I recently had a chat with a divorcee who shared some of his painful experiences with me. He had been married for 7 years and somehow, the reality of life hit them after children. The challenges of being working parents with no extra help (no maids etc) took its toll on them, and somehow, they started facing difficulties & differences that were hard to overcome. Both parties are not perfect, but somehow, they just couldn’t work it out.

It reminds me of a key point that I read on the Gottman marriage site, we need to pay attention to our spouse. 

Often times, in the hustle and bustle of daily life, we forget to give attention to our spouse. The kids are the ones that you need to pay attention to. Or it could be the boss that calls or sends you WhatsApp messages in the middle of the night.
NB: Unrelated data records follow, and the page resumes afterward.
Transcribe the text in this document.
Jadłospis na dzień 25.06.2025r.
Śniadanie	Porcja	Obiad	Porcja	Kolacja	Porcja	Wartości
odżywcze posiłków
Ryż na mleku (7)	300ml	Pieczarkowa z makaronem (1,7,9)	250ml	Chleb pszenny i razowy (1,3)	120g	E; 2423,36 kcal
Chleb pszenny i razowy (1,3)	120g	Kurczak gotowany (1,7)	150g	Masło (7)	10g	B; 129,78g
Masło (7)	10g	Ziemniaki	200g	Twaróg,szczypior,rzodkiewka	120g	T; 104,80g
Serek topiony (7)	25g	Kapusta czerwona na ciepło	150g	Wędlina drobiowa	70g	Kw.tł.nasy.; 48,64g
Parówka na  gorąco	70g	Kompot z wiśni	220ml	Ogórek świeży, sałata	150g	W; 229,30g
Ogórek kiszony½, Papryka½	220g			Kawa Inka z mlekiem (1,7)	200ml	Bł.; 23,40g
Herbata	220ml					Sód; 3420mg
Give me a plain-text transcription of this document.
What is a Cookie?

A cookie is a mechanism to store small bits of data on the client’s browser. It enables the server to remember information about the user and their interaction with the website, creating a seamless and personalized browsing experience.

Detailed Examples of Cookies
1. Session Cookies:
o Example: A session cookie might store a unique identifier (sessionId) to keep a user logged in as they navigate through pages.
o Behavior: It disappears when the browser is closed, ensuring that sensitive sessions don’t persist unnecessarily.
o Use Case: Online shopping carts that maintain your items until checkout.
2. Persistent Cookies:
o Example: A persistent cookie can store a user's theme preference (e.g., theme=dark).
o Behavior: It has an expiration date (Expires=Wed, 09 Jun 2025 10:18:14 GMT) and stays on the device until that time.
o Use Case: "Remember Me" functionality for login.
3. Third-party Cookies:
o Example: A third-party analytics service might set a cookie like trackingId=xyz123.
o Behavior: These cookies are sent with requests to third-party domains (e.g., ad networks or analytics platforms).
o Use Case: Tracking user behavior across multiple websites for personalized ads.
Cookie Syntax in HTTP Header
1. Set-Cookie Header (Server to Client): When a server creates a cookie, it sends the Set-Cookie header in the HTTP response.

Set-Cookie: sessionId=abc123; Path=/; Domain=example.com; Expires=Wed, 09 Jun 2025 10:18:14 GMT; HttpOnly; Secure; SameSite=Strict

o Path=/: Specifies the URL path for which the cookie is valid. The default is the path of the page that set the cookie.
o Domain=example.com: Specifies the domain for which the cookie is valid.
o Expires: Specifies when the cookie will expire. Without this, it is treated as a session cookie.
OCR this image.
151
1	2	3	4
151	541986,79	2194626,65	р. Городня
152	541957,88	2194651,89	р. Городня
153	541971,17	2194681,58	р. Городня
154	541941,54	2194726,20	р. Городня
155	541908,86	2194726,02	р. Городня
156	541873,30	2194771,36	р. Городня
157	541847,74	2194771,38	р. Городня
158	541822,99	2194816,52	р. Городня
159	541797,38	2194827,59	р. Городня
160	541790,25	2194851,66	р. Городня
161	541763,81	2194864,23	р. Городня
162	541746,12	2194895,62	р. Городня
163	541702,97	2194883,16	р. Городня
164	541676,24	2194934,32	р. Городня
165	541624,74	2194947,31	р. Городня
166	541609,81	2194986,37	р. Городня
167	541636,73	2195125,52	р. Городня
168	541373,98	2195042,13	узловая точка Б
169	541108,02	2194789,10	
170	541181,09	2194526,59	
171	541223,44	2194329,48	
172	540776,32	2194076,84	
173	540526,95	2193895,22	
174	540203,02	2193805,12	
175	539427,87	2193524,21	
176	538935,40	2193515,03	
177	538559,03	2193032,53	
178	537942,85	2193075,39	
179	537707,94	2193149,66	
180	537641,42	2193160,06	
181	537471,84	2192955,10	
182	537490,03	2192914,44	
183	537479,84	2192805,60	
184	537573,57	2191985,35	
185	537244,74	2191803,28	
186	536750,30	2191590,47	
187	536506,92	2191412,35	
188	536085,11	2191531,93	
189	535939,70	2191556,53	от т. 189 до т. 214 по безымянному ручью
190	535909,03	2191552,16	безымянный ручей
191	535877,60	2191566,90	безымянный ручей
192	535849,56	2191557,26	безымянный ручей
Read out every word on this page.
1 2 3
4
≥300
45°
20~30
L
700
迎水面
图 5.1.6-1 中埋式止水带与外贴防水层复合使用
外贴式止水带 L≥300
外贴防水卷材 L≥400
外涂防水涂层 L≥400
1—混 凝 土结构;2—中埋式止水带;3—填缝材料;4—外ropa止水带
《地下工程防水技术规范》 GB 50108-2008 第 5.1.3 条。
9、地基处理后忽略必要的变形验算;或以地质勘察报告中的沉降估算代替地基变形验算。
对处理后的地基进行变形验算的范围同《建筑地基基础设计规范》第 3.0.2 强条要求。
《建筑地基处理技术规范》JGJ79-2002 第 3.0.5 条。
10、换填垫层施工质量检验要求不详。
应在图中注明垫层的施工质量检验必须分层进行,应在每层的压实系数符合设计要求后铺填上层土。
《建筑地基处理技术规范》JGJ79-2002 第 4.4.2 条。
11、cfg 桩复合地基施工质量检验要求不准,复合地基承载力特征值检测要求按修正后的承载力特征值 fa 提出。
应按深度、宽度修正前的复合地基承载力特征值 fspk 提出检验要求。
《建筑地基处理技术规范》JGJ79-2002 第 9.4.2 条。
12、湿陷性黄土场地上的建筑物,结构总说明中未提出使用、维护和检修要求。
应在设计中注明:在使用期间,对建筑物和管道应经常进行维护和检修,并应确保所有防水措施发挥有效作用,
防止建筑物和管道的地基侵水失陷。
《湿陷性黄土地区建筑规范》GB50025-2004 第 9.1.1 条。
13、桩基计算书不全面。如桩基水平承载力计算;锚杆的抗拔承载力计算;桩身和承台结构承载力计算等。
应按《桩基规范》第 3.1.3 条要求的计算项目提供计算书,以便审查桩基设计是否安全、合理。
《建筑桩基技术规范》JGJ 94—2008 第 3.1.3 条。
Soon, conversations become functional and no one really ‘communicates’ anymore.

There are many ways to connect with your spouse daily, it could be that gentle touch on their hand, that look, or that question that says, “Hey, I need your attention”. To take a quote from the Gottman blog, based on research done by Dr John Gottman who has conducted 40 years of breakthrough research with thousands of couples:

Gottman’s studies indicate that couples on the road to divorce ignore their spouse’s bids for connection 50 to 80 percent of the time, while those in happy marriages catch most of these emotional cues and respond kindly. So, paying attention predicts relationship success.

Couples who notice more moments of connection report more feelings of love and contentment. What’s more, connection and intimacy buffer against emotional burnout. If you are not paying attention, you won’t notice your distressed partner reaching out with a sigh or a question, and you sure can’t respond to the bids you miss. And it turns out these failed intimacies are as harmful as active rejection—simply not acknowledging your mate hurts as much as a harsh word.

So please pause and pay attention.

 

 

 

 

 

 

 

 

 

 

 

 

 

 


Image of couple is not a representation of the person in the story. Photo credit: Stories.my

2 Comments

  • Thanks for the article. One of the ways we pay attention is by having weekly dates. It’s easier now that our two children are teenagers. Though we have to skip our date for various reasons sometimes, we try not to skip more than 2 weeks in a row. It is our weekly ‘comma’ – to catch up with our news and updates in our lives. Thanks for this article to remind us the importance of connection and paying attention to our spouse.

    • Grace Tan says:

      Thank you so much for sharing Anne! Yes you should totally do more dates so that it won’t be strange when your kids leave home and you have an empty nest syndrome but with 2 of you as strangers towards one another.